テレビゲームと暴力の調査

NHKの報道によりますと、元女子少年院・法務教官魚住絹代(うおずみきぬよ)さんが、東京と大阪と長崎の合わせて2,000人余りの中学生を対象にテレビゲームと暴力の関係などについて調べたと言うことです。回答を2,000とした場合の調査結果は以下の通り。

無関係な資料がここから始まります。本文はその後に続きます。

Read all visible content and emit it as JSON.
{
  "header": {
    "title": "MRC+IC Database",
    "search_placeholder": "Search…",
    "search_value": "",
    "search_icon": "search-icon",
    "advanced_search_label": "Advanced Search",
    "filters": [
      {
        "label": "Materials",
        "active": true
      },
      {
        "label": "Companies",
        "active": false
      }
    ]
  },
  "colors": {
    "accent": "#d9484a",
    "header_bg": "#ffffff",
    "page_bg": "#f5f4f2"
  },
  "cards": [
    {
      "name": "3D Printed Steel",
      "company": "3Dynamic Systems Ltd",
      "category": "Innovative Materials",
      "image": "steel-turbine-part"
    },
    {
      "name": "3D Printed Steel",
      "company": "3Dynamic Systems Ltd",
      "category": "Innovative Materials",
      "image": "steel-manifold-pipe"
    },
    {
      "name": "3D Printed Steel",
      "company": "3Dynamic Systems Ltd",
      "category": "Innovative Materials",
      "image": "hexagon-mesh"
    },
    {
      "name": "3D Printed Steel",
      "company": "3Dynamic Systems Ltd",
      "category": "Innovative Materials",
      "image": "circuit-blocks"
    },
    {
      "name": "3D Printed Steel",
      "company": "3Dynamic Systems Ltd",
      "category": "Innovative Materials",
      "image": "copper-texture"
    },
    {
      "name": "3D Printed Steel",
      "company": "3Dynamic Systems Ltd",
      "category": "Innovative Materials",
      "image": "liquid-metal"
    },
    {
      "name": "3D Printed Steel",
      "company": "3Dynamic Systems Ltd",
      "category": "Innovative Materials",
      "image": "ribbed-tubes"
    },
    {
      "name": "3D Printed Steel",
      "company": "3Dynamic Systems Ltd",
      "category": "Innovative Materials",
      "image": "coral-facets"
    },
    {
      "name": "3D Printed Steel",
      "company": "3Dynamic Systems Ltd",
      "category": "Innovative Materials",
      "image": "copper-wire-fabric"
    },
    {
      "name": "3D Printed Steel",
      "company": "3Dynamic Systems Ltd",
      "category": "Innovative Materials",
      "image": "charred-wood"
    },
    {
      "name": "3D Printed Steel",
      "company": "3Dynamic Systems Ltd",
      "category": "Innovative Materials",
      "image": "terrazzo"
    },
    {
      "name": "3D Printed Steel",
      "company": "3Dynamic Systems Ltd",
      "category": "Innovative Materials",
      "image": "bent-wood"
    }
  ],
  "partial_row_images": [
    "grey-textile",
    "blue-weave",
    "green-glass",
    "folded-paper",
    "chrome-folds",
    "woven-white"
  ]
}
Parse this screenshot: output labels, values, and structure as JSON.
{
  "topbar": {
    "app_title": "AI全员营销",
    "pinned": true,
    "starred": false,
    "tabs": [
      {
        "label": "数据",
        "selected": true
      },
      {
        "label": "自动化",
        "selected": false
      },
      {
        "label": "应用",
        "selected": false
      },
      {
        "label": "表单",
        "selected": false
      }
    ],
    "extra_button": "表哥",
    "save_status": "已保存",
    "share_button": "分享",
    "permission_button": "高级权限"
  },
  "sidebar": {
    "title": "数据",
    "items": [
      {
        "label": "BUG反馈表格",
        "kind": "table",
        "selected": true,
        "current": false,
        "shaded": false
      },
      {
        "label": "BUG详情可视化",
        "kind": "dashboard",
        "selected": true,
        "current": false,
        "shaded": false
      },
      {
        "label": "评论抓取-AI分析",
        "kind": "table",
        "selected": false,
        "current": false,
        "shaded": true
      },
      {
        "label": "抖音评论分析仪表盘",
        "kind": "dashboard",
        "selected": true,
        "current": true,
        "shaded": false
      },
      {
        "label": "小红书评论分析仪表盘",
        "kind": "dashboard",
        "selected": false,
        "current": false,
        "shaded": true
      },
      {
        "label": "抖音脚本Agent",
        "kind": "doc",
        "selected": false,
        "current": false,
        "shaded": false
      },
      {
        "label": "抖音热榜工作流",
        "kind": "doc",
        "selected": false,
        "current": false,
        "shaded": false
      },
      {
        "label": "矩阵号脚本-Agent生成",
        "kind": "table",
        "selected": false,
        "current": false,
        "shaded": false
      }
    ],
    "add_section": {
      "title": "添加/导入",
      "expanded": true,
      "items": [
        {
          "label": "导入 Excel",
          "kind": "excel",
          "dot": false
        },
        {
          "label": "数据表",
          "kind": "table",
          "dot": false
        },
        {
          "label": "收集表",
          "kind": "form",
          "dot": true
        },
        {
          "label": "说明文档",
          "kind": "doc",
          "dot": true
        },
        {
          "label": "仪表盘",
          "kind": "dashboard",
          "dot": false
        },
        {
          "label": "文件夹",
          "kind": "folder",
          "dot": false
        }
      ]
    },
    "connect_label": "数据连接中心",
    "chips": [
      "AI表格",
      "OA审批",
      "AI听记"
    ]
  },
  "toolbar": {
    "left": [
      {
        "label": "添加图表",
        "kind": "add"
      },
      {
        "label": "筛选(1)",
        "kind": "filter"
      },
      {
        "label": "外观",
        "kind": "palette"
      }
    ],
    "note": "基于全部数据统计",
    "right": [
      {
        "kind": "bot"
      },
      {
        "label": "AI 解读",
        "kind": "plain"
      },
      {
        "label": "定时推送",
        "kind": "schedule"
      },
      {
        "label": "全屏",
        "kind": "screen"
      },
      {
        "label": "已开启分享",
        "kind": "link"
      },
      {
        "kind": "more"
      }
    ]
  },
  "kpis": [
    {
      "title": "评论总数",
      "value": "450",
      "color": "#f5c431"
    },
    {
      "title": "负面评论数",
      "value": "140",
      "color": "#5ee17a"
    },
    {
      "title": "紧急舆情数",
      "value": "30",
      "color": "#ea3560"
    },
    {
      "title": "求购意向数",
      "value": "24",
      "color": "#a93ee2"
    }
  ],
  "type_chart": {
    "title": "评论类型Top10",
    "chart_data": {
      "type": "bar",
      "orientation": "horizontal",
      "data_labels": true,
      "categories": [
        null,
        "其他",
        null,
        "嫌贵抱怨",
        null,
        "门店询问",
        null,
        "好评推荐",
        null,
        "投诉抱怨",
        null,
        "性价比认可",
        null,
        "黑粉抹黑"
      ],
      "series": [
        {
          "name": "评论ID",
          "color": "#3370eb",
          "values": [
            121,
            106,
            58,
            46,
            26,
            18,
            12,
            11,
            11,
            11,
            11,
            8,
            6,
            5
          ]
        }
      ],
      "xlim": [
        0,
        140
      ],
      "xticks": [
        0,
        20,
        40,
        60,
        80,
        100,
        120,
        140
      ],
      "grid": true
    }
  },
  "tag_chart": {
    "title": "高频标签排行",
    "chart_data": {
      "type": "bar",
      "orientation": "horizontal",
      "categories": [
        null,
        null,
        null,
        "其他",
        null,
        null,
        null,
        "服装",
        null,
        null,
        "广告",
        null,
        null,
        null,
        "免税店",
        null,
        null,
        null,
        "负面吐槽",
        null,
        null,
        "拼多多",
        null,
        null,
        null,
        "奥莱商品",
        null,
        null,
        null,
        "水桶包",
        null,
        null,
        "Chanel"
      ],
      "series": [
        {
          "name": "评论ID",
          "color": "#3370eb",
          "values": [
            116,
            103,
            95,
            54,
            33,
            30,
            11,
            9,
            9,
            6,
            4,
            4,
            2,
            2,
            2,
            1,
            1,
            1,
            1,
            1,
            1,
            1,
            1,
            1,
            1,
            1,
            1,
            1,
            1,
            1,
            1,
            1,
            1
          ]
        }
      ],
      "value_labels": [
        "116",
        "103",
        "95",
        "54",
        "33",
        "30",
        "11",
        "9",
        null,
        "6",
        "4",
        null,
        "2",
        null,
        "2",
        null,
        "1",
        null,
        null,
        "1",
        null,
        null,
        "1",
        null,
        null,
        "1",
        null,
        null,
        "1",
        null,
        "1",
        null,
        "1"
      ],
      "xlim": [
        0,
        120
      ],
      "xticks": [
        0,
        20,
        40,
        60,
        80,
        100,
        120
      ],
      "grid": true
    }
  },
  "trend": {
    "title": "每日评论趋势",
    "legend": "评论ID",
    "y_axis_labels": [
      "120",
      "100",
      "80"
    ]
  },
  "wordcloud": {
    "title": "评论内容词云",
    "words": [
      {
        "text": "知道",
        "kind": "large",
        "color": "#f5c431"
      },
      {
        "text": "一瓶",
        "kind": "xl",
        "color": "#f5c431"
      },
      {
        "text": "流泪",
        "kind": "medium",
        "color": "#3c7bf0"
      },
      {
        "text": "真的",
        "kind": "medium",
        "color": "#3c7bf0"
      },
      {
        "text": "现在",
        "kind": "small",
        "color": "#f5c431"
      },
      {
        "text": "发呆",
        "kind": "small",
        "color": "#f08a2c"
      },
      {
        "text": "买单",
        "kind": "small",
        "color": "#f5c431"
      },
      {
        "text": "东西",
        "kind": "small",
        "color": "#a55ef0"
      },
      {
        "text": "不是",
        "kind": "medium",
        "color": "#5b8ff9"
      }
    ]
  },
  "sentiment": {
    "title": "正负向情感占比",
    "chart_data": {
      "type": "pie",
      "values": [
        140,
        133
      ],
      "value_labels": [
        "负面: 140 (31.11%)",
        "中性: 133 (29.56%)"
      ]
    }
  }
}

プレイ時間 人数(2000人の場合) 将来に不安ある者 小動物いじめ経験者
しない 35%(700)
〜1時間 42%(840) 10%(84) 4%(33.6)
2時間 14%(280)
3時間 5%(100) 21%(21)
4時間〜 4%(80) 27%(21.6) 15%(12)
  • 暴力シーンを見た時の感想「とてもわくわくする」(選択式?)
    • ゲームをする時間が増えるに従って多くなる
  • けんかをした時の対応(選択式)
    • ゲームをしない生徒の大半
      • 「話し合う」か「人に相談する」
    • 4時間以上の場合には多くの生徒
      • 「我慢する」か「相手をやっつける」

魚住絹代さん「子どもの心は、人とのつながりや実体験によって育つものだが、ゲームによってそれが侵害されていることがうかがえる。暴力や攻撃性など、相次ぐ凶悪事件との関連もみられ、子どもの心の発育のためにどうすべきか、大人や社会が考えていく必要がある」

数字が公表されなかった部分の値によって、統計的な意味合いが全く異なってくるので、この報道だけでは少年院教官のお戯れ、で終わってしまいますね。国民は、そんなことは知らなくて良い、テレビゲームは凶悪事件の温床なのだと、そう言いたいのでしょうか?
まず第一に、ゲームの影響を知るためには、ゲームをした人と、しなかった人のデータを比べるべきです。次に、3時間したひとと4時間利用した人でデータに大差が出るとは思えませんから、データに大差が出た場合には誤差と見るべきでしょう。また、仮に誤差でないとすれば、ゲームをすることではなく、「長時間ゲームをすること」に問題があることになります。ここら辺を詳しく精査して、報道してもらわないと、こんな中途半端な報道をされては、『大人や社会が考えていく』ことなど不可能です。